Tax cuts doubled to $1k in election Budget
FOUR million Australians will have their tax cut doubled to over $1000 in four weeks' time under Scott Morrison's fightback Budget that also aims to sandbag key Queensland seats.
The election-eve Budget will deliver sooner and better tax cuts and reward families to make their lives easier, but it will also focus on sandbagging key marginal Queensland seats needed to hold office.
Treasurer Josh Frydenberg will today reveal he will double the $530 cashback offset announced in last year's Budget under a multi-pronged plan to make life easier for ordinary Australians.
Under last year's plan, which is legislated, the $530 stays in place until 2021-22.
It comes as the Government yesterday seized on Labor's "crazy" plan to reduce carbon pollution, which the Prime Minister, with the Budget, will use to convince Queensland voters not to experiment with Bill Shorten.
With many Queenslanders working in the resources and trade sectors - which will be affected by moves to cut carbon pollution - The Courier-Mail can today reveal the Budget will give businesses extra financial help to hire more apprentices to ease the skills crisis.
Bosses will also get funding to boost training for mature-aged staff who want to upskill to get a better job or keep up-to-date with a changing economy.
It is understood these are key recommendations from Steven Joyce in a review ordered by the Morrison Government into the nation's vocational education and training system.
It is understood the Budget will forecast the current net debt bill of $370 billion will be cleared by 2028-29.
Treasurer Josh Frydenberg will directly make a pitch to Queensland voters by today announcing four new road projects - two in the marginal seat of Leichhardt, one in marginal Herbert, which the Coalition is trying to steal from Labor, and another in the safe seat of Fisher.
It comes on top of the $500 million for the M1 between Daisy Hill and the Logan Motorway revealed by The Courier-Mail yesterday.

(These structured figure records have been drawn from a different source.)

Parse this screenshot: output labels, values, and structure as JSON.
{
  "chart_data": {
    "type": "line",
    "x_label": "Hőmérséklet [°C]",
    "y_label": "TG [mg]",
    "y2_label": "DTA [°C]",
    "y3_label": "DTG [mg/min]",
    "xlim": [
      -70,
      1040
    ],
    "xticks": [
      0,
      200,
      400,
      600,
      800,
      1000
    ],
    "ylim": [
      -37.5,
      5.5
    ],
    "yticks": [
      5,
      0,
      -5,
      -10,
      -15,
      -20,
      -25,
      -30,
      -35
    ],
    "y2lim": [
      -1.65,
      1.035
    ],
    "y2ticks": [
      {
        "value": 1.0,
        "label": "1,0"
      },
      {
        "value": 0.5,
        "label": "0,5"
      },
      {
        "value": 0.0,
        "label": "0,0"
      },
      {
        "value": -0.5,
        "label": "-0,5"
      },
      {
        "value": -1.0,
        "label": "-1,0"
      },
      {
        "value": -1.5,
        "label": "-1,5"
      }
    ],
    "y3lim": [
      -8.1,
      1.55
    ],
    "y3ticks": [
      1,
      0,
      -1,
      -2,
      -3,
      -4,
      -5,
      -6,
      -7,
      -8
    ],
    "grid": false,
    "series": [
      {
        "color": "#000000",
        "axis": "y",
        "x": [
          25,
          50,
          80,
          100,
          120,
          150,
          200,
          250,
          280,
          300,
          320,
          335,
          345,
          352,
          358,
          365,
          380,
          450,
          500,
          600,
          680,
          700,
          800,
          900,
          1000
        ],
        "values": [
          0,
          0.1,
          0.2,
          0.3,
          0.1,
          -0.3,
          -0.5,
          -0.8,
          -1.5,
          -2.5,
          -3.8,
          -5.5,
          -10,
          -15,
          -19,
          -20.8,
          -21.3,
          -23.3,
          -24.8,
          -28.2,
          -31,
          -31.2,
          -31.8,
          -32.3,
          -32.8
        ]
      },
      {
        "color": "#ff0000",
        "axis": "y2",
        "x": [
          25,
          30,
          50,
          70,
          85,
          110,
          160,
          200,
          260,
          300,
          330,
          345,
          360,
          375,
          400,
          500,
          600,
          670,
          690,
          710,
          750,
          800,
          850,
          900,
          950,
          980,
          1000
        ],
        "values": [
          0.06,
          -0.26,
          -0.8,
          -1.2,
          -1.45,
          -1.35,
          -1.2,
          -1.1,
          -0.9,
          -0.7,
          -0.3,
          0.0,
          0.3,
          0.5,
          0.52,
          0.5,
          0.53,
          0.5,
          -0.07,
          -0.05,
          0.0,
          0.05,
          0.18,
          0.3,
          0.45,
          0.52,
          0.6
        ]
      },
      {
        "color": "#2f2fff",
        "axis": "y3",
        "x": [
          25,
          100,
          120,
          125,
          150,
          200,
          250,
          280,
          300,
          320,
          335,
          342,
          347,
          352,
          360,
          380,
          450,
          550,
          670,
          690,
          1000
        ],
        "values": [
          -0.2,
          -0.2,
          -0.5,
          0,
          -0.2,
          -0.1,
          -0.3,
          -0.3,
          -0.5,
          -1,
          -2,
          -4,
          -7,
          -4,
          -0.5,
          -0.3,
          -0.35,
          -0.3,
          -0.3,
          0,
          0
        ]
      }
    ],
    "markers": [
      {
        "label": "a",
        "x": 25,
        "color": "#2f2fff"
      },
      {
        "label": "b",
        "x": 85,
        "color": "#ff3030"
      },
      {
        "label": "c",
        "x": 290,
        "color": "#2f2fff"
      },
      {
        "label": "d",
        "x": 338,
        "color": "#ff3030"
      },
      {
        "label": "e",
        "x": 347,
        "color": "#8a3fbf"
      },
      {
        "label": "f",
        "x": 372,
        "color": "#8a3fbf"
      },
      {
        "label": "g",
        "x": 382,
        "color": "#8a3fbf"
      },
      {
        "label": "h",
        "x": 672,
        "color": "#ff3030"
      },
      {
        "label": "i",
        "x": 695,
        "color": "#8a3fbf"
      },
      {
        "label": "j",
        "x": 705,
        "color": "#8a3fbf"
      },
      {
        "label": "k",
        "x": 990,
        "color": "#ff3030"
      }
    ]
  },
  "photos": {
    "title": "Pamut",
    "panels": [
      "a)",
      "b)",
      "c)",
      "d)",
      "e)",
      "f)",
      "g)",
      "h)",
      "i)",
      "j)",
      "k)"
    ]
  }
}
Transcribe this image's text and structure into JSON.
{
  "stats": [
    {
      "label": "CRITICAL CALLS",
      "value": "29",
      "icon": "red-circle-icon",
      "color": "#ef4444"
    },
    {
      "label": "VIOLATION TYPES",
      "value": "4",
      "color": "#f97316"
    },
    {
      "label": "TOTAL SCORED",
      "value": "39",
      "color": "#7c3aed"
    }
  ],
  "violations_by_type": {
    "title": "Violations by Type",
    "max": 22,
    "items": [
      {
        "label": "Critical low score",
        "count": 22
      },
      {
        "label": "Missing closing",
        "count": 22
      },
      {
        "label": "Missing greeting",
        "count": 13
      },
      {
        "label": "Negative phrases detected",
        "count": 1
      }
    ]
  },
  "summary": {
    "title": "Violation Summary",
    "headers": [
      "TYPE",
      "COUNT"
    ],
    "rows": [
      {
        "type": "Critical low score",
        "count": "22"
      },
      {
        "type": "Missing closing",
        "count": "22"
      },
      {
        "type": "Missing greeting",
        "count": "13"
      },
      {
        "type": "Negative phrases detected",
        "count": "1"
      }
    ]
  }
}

Bundaberg and Hervey Bay will also get $172 million in road and port upgrades to help supercharge the regional economy, it can be revealed.
The deal includes $40 million for a Hervey Bay town centre redevelopment, $40 million for a Bundaberg CBD bypass road and $7.7 million for the Urraween Rd/Boundary Rd extension. There will also be $10 million for upgrades at the Port of Bundaberg to build a multi-use conveyer to help loading and unloading directly between the port and ship.
Scott Morrison said the new projects would get Queenslanders home sooner and safer.
"Our multibillion-dollar investment in Queensland roads is possible because we're building a stronger economy and getting the budget back in surplus,'' Mr Morrison told The Courier-Mail last night. "The 2019-20 Federal Budget will demonstrate what a stronger economy can deliver for Queensland."
The Townsville Ring Road will receive $144 million to be upgraded to four lanes, creating 300 jobs over the life of the project.
The Cairns Ring Road investment of $287 million will link the Cairns CBD to the Smithfield Bypass, and ensure significant upgrades at the three major roundabouts along the Captain Cook Highway.
There will be $180 million for Stage 5 of the Cairns Southern Access to the Bruce Highway.
The existing at-grade Bruce Highway and Foster Rd intersection in Cairns currently experiences capacity constraints and safety issues.
Down the southern end of the Bruce Highway, the Maroochydore Road Interchange with the M1 will receive $241 million.
About $150 million had already been committed to this project, but the Budget will boost it by a further $91.4 million because the scope of the project increased.
Funding for the projects, which will be split between the Commonwealth and states 80:20, is new for Cairns and the rest is being directed out of the $10 billion commitment to the Bruce Highway.
Hinkler MP Keith Pitt said his regional deal for the electorate would go ahead regardless of State Government holding off from signing up.
"We will deliver this deal as we said we would," Mr Pitt said.
"We want the State to be involved because it maximises the strength of the regional economy, but I'm not interested in playing their political games."